Nothing to fear, he supposed. We’ve all known oblivion before. Not death, quite, but unbeing, the same absence from the world. That sleep, rounded with a birth.
But we didn’t know that we knew it. We didn’t anticipate it, late at night, alone.
I don’t want to be left alone, Wallace said quietly to himself. At his age, he found, that was all one ever thought about. His wife had remarried; his children had grown. The people in whose minds he’d lived were gone, lost to the years that bore them ever further away.
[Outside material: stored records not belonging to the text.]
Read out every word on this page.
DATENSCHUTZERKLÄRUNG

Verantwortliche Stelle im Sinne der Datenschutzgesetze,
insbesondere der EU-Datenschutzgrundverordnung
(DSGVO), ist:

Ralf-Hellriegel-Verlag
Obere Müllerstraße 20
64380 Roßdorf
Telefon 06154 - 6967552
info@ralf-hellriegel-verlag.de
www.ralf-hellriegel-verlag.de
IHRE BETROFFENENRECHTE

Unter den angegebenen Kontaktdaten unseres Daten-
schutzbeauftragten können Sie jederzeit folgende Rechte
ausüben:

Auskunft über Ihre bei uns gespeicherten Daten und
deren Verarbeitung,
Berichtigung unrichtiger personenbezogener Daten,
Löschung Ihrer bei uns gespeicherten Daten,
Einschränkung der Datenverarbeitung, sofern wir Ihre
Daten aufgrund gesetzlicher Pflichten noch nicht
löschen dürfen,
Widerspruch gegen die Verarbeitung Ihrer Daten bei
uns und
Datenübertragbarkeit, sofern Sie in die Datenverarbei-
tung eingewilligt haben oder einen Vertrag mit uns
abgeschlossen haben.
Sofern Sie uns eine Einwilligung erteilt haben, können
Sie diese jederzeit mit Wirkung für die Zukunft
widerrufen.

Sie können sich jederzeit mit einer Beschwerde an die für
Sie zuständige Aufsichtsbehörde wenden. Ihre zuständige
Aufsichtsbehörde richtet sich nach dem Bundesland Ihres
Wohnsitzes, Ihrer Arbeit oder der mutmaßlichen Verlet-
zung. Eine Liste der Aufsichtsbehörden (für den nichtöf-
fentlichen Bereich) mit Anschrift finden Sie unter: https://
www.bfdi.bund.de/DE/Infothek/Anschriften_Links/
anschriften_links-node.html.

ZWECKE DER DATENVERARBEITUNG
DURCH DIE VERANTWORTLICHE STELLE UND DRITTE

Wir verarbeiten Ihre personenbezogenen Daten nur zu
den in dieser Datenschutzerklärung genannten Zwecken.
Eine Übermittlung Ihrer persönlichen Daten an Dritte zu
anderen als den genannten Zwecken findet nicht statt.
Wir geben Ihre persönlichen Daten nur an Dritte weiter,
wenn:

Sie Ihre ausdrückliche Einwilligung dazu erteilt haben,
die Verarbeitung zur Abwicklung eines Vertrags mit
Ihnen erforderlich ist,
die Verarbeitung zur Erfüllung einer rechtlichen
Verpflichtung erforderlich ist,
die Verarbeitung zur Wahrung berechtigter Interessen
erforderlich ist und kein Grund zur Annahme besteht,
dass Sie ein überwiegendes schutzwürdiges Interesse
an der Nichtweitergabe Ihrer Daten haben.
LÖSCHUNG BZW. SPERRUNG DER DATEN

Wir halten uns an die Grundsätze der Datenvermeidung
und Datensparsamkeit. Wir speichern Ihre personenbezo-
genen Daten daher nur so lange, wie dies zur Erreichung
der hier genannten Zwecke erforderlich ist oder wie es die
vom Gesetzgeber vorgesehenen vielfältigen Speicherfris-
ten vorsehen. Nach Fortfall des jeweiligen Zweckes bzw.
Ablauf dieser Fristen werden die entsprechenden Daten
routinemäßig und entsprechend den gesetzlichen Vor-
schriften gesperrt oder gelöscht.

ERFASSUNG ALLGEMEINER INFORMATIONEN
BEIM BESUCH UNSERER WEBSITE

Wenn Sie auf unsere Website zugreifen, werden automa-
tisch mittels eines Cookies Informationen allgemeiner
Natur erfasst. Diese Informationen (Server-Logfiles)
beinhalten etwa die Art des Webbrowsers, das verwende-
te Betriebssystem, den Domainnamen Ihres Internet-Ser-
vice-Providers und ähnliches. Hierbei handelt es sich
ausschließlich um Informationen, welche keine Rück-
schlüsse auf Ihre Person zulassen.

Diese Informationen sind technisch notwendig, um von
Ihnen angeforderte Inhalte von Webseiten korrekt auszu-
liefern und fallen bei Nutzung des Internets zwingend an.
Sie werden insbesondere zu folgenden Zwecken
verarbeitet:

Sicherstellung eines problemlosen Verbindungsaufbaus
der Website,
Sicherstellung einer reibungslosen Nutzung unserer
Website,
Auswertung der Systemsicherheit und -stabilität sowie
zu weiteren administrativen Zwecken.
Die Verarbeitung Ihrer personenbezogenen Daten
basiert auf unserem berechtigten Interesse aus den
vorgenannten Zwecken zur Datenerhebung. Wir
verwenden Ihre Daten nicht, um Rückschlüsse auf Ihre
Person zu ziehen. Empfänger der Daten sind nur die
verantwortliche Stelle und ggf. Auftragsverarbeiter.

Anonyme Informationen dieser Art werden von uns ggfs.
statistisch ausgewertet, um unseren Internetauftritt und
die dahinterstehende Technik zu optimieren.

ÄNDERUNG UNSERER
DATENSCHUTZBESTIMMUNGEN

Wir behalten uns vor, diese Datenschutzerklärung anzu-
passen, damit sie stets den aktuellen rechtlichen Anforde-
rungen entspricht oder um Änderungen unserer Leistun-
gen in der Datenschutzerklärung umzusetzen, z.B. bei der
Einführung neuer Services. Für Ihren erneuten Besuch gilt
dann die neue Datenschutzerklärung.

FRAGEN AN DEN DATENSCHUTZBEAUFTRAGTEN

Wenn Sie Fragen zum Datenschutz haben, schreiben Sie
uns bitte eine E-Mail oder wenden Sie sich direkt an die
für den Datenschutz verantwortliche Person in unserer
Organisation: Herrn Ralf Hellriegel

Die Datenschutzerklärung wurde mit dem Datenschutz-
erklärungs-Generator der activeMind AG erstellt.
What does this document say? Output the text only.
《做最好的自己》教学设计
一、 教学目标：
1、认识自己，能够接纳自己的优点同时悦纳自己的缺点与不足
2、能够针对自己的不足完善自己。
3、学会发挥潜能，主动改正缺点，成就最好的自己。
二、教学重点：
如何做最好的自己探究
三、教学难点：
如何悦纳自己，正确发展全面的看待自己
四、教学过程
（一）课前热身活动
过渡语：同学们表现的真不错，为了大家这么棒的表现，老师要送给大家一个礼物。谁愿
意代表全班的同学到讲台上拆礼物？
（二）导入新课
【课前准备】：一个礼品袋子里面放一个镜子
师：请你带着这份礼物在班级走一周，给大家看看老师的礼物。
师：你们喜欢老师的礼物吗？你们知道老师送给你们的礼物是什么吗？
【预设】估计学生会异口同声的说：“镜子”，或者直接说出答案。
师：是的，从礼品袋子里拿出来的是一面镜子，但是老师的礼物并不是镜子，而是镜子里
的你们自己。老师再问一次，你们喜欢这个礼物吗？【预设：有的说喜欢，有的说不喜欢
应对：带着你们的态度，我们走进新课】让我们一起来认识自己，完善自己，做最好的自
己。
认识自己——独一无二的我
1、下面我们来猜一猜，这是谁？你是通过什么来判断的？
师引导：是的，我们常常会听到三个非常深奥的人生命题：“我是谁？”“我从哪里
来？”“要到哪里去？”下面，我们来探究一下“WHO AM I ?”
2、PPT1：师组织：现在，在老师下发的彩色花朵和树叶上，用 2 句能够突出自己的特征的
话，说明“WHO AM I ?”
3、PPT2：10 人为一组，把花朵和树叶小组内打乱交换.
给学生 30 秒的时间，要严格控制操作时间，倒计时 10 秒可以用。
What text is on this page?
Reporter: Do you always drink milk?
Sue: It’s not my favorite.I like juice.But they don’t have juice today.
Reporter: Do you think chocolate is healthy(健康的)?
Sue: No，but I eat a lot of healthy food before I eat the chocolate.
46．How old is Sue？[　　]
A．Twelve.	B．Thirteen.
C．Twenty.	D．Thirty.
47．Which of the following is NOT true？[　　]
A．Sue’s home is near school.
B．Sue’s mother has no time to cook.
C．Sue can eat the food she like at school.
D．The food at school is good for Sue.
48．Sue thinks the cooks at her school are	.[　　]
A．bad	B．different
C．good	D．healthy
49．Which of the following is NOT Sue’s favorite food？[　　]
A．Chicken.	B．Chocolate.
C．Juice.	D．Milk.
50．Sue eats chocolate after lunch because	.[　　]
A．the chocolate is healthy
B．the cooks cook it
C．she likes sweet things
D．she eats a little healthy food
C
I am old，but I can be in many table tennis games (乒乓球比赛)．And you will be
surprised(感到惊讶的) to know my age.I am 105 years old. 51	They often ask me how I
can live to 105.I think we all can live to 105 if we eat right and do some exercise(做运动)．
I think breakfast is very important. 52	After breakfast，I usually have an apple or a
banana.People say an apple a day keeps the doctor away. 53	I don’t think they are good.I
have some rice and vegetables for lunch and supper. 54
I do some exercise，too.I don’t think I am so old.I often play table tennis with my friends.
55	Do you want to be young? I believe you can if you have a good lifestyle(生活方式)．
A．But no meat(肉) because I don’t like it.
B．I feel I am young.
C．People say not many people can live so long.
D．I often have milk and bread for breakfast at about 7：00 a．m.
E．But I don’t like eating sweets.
It would be easier, wouldn’t it, with someone else? Someone to validate the hours that pass, to mark and measure transient time. Someone who knows who you used to be, who holds what trace you leave in this world, passes that blind impress on. None of that for Harold, who like an expert diver broke the plane without splash or sound.
It could all be different, Wallace thought. He shook his head. That’s what’s unfair, the persistence of hope. It clamors: Just one person. Just one other and life is boundless. Even now, so late in the day. Power wanes, not the ability to feel. Wallace studied his hands, the skin thin and spotted, the bones moving beneath. A bag of sticks, roped with vein and tendon. The body ages, we all understand. But the heart stays unforgivably young.